Our usual disclaimer to the wise: You should always look for additional resources and expertise when doing complicated finance work, because it can be very difficult to accurately sum up sophisticated concepts.

With that said, take a look at these useful finance cheat sheets CFO Brew found on LinkedIn this month.

  • Brij Kishore Pandey’s “Free AI resources.” There’s a seemingly endless amount of speculation about how AI will change the finance function, for better or worse. Pandey, a software engineer with ADP and co-author of a book on Python, offers a practical antidote to the prognostication with his list of 15 free AI resources. While not specifically tailored for finance professionals, his list provides links to different courses, websites, and tools that will help bolster your AI skills and knowledge.

    Among the resources Pandey includes are Harvard University’s free online course, “Introduction to artificial intelligence with Python,” a seven-week class that offers “artificial intelligence principles that enable [students] to design intelligent systems of their own;” Amazon Web Services’ “Foundations of Prompt Engineering,” a four-hour course on building effective prompts; and Google Cloud’s “Introduction to responsible AI,” an 8-hour course on how Google views ethical AI and how it’s implementing it.
  • Josh Aharonoff’s “Excel Errors.” We at CFO Brew are journalists, so we see about half this list every time we touch Excel. Aharonoff, a fractional CFO and consultant, gives a list of common Excel errors and ways to resolve them. He includes both a graphic chart and a text explanation.
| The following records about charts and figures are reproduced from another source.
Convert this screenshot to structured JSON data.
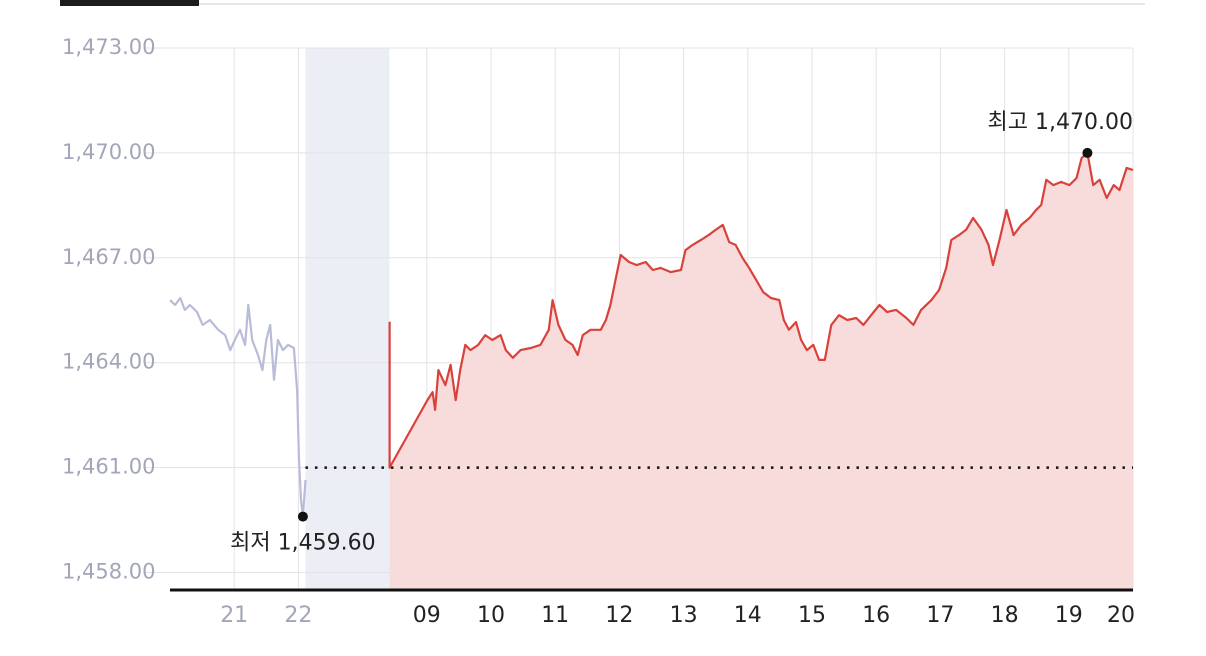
{
  "chart_data": {
    "type": "line",
    "ylim": [
      1457.5,
      1473
    ],
    "yticks": [
      {
        "value": 1458,
        "label": "1,458.00"
      },
      {
        "value": 1461,
        "label": "1,461.00"
      },
      {
        "value": 1464,
        "label": "1,464.00"
      },
      {
        "value": 1467,
        "label": "1,467.00"
      },
      {
        "value": 1470,
        "label": "1,470.00"
      },
      {
        "value": 1473,
        "label": "1,473.00"
      }
    ],
    "xlim": [
      0,
      15
    ],
    "xticks": [
      {
        "value": 1,
        "label": "21"
      },
      {
        "value": 2,
        "label": "22"
      },
      {
        "value": 4,
        "label": "09"
      },
      {
        "value": 5,
        "label": "10"
      },
      {
        "value": 6,
        "label": "11"
      },
      {
        "value": 7,
        "label": "12"
      },
      {
        "value": 8,
        "label": "13"
      },
      {
        "value": 9,
        "label": "14"
      },
      {
        "value": 10,
        "label": "15"
      },
      {
        "value": 11,
        "label": "16"
      },
      {
        "value": 12,
        "label": "17"
      },
      {
        "value": 13,
        "label": "18"
      },
      {
        "value": 14,
        "label": "19"
      },
      {
        "value": 15,
        "label": "20"
      }
    ],
    "grid": true,
    "shaded_range": [
      2.11,
      3.42
    ],
    "baseline": 1461.0,
    "series": [
      {
        "color": "#b9bcd8",
        "fill": false,
        "x": [
          0,
          0.08,
          0.16,
          0.23,
          0.31,
          0.42,
          0.51,
          0.62,
          0.75,
          0.86,
          0.94,
          1.01,
          1.09,
          1.17,
          1.22,
          1.28,
          1.37,
          1.44,
          1.5,
          1.56,
          1.62,
          1.68,
          1.76,
          1.84,
          1.93,
          1.98,
          2.01,
          2.04,
          2.07,
          2.11
        ],
        "values": [
          1465.79,
          1465.65,
          1465.85,
          1465.51,
          1465.65,
          1465.45,
          1465.08,
          1465.22,
          1464.94,
          1464.79,
          1464.36,
          1464.65,
          1464.94,
          1464.51,
          1465.65,
          1464.65,
          1464.22,
          1463.79,
          1464.65,
          1465.08,
          1463.51,
          1464.65,
          1464.36,
          1464.51,
          1464.42,
          1463.22,
          1461.22,
          1460.07,
          1459.6,
          1460.65
        ]
      },
      {
        "color": "#d9423b",
        "fill": "#f8dcdc",
        "x": [
          3.42,
          3.42,
          4.01,
          4.09,
          4.13,
          4.18,
          4.29,
          4.37,
          4.45,
          4.52,
          4.6,
          4.68,
          4.8,
          4.91,
          5.02,
          5.15,
          5.23,
          5.34,
          5.46,
          5.62,
          5.77,
          5.9,
          5.96,
          6.05,
          6.16,
          6.27,
          6.35,
          6.43,
          6.55,
          6.71,
          6.79,
          6.86,
          6.94,
          7.02,
          7.15,
          7.27,
          7.41,
          7.52,
          7.64,
          7.8,
          7.96,
          8.03,
          8.14,
          8.27,
          8.39,
          8.5,
          8.61,
          8.71,
          8.81,
          8.92,
          9.02,
          9.13,
          9.24,
          9.36,
          9.49,
          9.56,
          9.64,
          9.75,
          9.83,
          9.92,
          10.02,
          10.11,
          10.2,
          10.3,
          10.42,
          10.55,
          10.69,
          10.8,
          10.92,
          11.05,
          11.17,
          11.31,
          11.47,
          11.58,
          11.7,
          11.86,
          11.98,
          12.09,
          12.17,
          12.29,
          12.4,
          12.51,
          12.64,
          12.75,
          12.82,
          12.92,
          13.03,
          13.14,
          13.26,
          13.39,
          13.49,
          13.57,
          13.65,
          13.76,
          13.88,
          14.01,
          14.12,
          14.2,
          14.29,
          14.38,
          14.48,
          14.59,
          14.7,
          14.79,
          14.9,
          15
        ],
        "values": [
          1465.17,
          1461.0,
          1462.93,
          1463.16,
          1462.65,
          1463.79,
          1463.36,
          1463.94,
          1462.93,
          1463.79,
          1464.51,
          1464.36,
          1464.51,
          1464.79,
          1464.65,
          1464.79,
          1464.36,
          1464.14,
          1464.36,
          1464.42,
          1464.51,
          1464.94,
          1465.79,
          1465.08,
          1464.65,
          1464.51,
          1464.22,
          1464.79,
          1464.94,
          1464.94,
          1465.22,
          1465.65,
          1466.37,
          1467.08,
          1466.88,
          1466.79,
          1466.88,
          1466.65,
          1466.71,
          1466.59,
          1466.65,
          1467.22,
          1467.37,
          1467.51,
          1467.65,
          1467.8,
          1467.94,
          1467.45,
          1467.37,
          1466.99,
          1466.71,
          1466.37,
          1466.02,
          1465.85,
          1465.79,
          1465.22,
          1464.94,
          1465.16,
          1464.65,
          1464.36,
          1464.51,
          1464.08,
          1464.08,
          1465.08,
          1465.36,
          1465.22,
          1465.28,
          1465.08,
          1465.36,
          1465.65,
          1465.45,
          1465.51,
          1465.28,
          1465.08,
          1465.51,
          1465.79,
          1466.08,
          1466.71,
          1467.51,
          1467.65,
          1467.8,
          1468.14,
          1467.8,
          1467.37,
          1466.79,
          1467.51,
          1468.37,
          1467.65,
          1467.94,
          1468.14,
          1468.37,
          1468.51,
          1469.23,
          1469.08,
          1469.17,
          1469.08,
          1469.28,
          1469.85,
          1470.0,
          1469.08,
          1469.23,
          1468.71,
          1469.08,
          1468.94,
          1469.57,
          1469.51
        ]
      }
    ],
    "annotations": [
      {
        "text": "최고 1,470.00",
        "x": 14.29,
        "y": 1470.0
      },
      {
        "text": "최저 1,459.60",
        "x": 2.07,
        "y": 1459.6
      }
    ]
  }
}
    For finance professionals who are trying to find the square root of a negative number and keep seeing #null as a result, Aharonoff explains why and how to fix it (enable iterative calculations). As a bonus, Excel users chip in with useful insights in the comments section.
  • Jim Vogt’s “How to be a fraud fighter in your organization.” In honor of Fraud Awareness Week earlier this month, Vogt posted a 10-page fraud fighting guide that explains what occupational fraud is, why people commit fraud, and mitigation tactics. Vogt, CEO and founder of the Fraud Protection Institute, said the guide is “for you, your team, your management, or your board of directors.”

    For example, the guide explores and explains specific types of occupational fraud such as payment tampering, billing, and inventory fraud schemes. He also includes an explanation of the fraud triangle, a representation of why people commit fraud, and a bulleted list of steps that organizations can take to help prevent fraud.